Nous mangions à notre fin. Avec mon mari, je parlais de tout et de rien. Soudain, le dj vient nous faire une annonce de la part du roi. Il me regardait :

---- Ya cheikha, notre roi a un cadeau pour vous.

---- Un cadeau pour moi ?

Soudain, le roi du raï, Cheb Khaled, s'invitait à ma fête. Ce chanteur vieillisait comme du bon vinlais dans son esprit, il incarnait la jeunesse algérienne. Il commençait à chanter sa chanson. Mais une minute ? Je reconnais aussitôt un des poèmes dont Abdelkader m'a rendu hommage. Je suis émue. C'est la première fois qu'un artiste parle de moi dans une musique. Je n'ai pas l'habitude d'entendre mon prénom.

Abdelkader a demandé à Cheb Khaled de mettre en valeur son poème, qui m'a dédicacé, sous une chanson. Je n'ai rien de spécial, de cela je suis sûre. Je suis une femme commune avec des pensées communes et des rêves pleins la tête. Jamais je n'aurai cru qu'on me rendait un hommage. Dans quelques années, je serai un monument, une légende dans mon pays. Mon nom sera gravé dans tous les esprits des algériens. Cette chanson, pleine d'amour, résonnera dans tous les murs de Wahran.

Je ne sais plus quoi dire de ce moment. Je me laisse bercer par le son du violon, la derbouka et le message de l'artiste. Je regardais mon roi qui me rendit mon sourire. Avec le sultan, nous sommes enfermés dans notre bulle, loin des invités de notre fête. Il n'y a que lui et moi, regards échangés dans ce court instant, nos messages complices et quelques éclats de rire enfouis en nous. Sa silhouette se déplaçait doucement. Mon regard le suivait religieusement. Il n'y a que ses yeux qui m'encapsulent et que j'ai fini par connaître par coeur, à force de chercher ma place dans son royaume. Ce n'est pas une aventure, c'est la plus belle des aventures comme le plus beau des voyages. Je devinais les montagnes des Lions. Avec lui, j'avais l'impression de voir la mer à perte de vue, partout. J'ai la nette sensation d'être avec lui dans son palais avec ses escaliers, qui ne menaient à rien, et ses couloirs secrets. C'est cet homme et son souffle coupé. C'est un voyage qu'on ne pourrait pas prendre en photo ou regarder sur un écran. Aucun image ne me serait infidèle.
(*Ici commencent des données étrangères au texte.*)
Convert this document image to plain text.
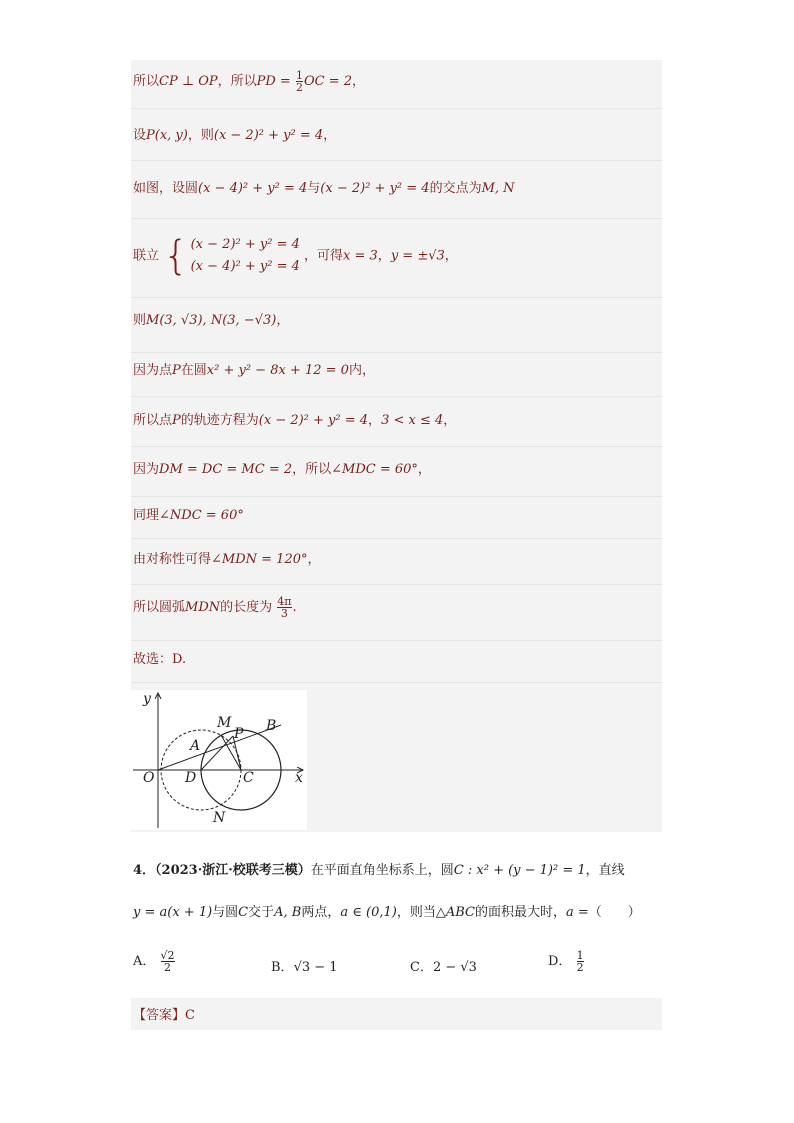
所以CP ⊥ OP，所以PD = $\frac{1}{2}$ OC = 2，
设P(x, y)，则(x − 2)² + y² = 4，
如图，设圆(x − 4)² + y² = 4与(x − 2)² + y² = 4的交点为M, N
联立 { (x − 2)² + y² = 4
(x − 4)² + y² = 4
，可得x = 3，y = ±√3，
则M(3, √3), N(3, −√3)，
因为点P在圆x² + y² − 8x + 12 = 0内，
所以点P的轨迹方程为(x − 2)² + y² = 4，3 < x ≤ 4，
因为DM = DC = MC = 2，所以∠MDC = 60°，
同理∠NDC = 60°
由对称性可得∠MDN = 120°，
所以圆弧MDN的长度为 $\frac{4\pi}{3}$ .
故选：D.
y
x
O D	C
M
N
A
P B
4．（2023·浙江·校联考三模）在平面直角坐标系上，圆C : x² + (y − 1)² = 1，直线
y = a(x + 1)与圆C交于A, B两点，a ∈ (0,1)，则当△ABC的面积最大时，a =（　　）
A． $\frac{√2}{2}$	B．√3 − 1	C．2 − √3	D． $\frac{1}{2}$
【答案】C
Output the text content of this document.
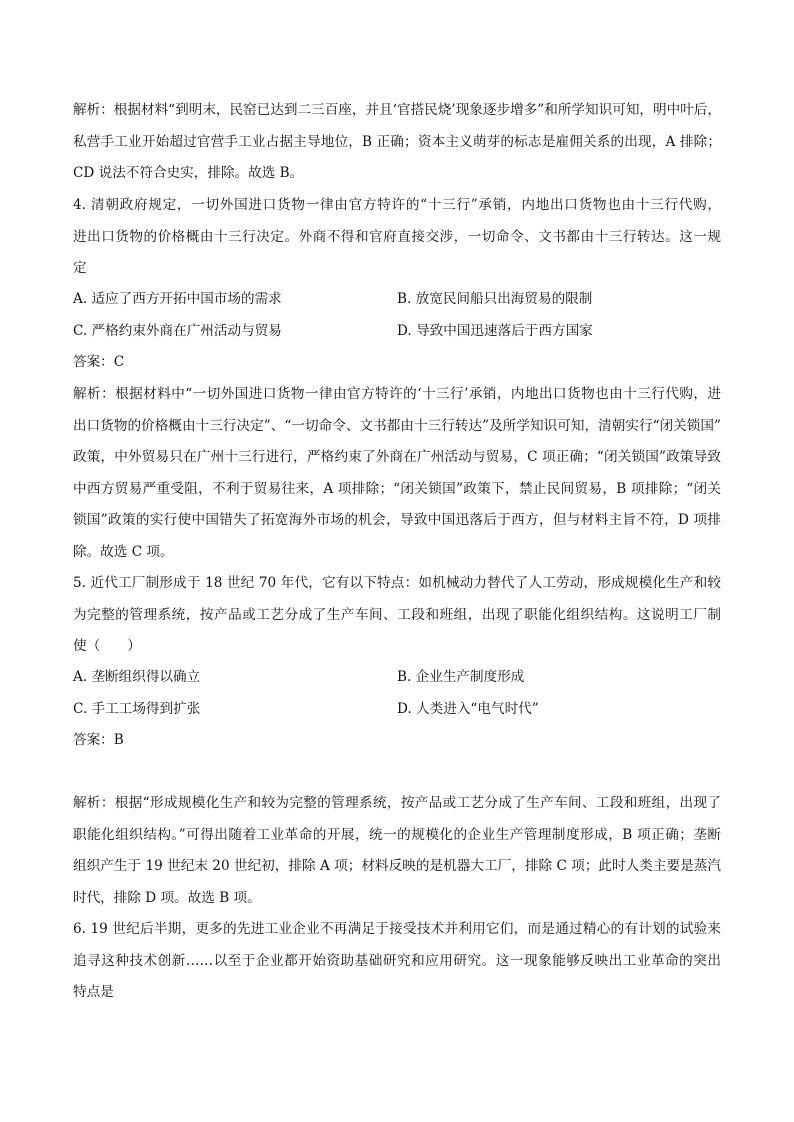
解析：根据材料“到明末，民窑已达到二三百座，并且‘官搭民烧’现象逐步增多”和所学知识可知，明中叶后，
私营手工业开始超过官营手工业占据主导地位，B 正确；资本主义萌芽的标志是雇佣关系的出现，A 排除；
CD 说法不符合史实，排除。故选 B。
4. 清朝政府规定，一切外国进口货物一律由官方特许的“十三行”承销，内地出口货物也由十三行代购，
进出口货物的价格概由十三行决定。外商不得和官府直接交涉，一切命令、文书都由十三行转达。这一规
定
A. 适应了西方开拓中国市场的需求	B. 放宽民间船只出海贸易的限制
C. 严格约束外商在广州活动与贸易	D. 导致中国迅速落后于西方国家
答案：C
解析：根据材料中“一切外国进口货物一律由官方特许的‘十三行’承销，内地出口货物也由十三行代购，进
出口货物的价格概由十三行决定”、“一切命令、文书都由十三行转达”及所学知识可知，清朝实行“闭关锁国”
政策，中外贸易只在广州十三行进行，严格约束了外商在广州活动与贸易，C 项正确；“闭关锁国”政策导致
中西方贸易严重受阻，不利于贸易往来，A 项排除；“闭关锁国”政策下，禁止民间贸易，B 项排除；“闭关
锁国”政策的实行使中国错失了拓宽海外市场的机会，导致中国迅落后于西方，但与材料主旨不符，D 项排
除。故选 C 项。
5. 近代工厂制形成于 18 世纪 70 年代，它有以下特点：如机械动力替代了人工劳动，形成规模化生产和较
为完整的管理系统，按产品或工艺分成了生产车间、工段和班组，出现了职能化组织结构。这说明工厂制
使（　　）
A. 垄断组织得以确立	B. 企业生产制度形成
C. 手工工场得到扩张	D. 人类进入“电气时代”
答案：B
解析：根据“形成规模化生产和较为完整的管理系统，按产品或工艺分成了生产车间、工段和班组，出现了
职能化组织结构。”可得出随着工业革命的开展，统一的规模化的企业生产管理制度形成，B 项正确；垄断
组织产生于 19 世纪末 20 世纪初，排除 A 项；材料反映的是机器大工厂，排除 C 项；此时人类主要是蒸汽
时代，排除 D 项。故选 B 项。
6. 19 世纪后半期，更多的先进工业企业不再满足于接受技术并利用它们，而是通过精心的有计划的试验来
追寻这种技术创新……以至于企业都开始资助基础研究和应用研究。这一现象能够反映出工业革命的突出
特点是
C'est une succession de souvenirs qui forme un nuage invincible qui est venu se loger à l'intérieur de nous. Nous avons des témoins qui nous croisent quand nous marchions ensemble, vite ou lentement, rien que tous les deux. Tout cela nous dévisagent, les femmes jalouses ne me laissent rien. Elles ne me font pas de cadeau. Certaines se retournent sur moi ? Qu'est-ce que je fais là, si tard dans la nuit, autour de cette table ? Avec Abdelkader, nous avons des complices comme nos proches cousins, cousines, nos tantes, quelques gentils amis, les gardes qui nous laissent passer, Loubna, le vizir...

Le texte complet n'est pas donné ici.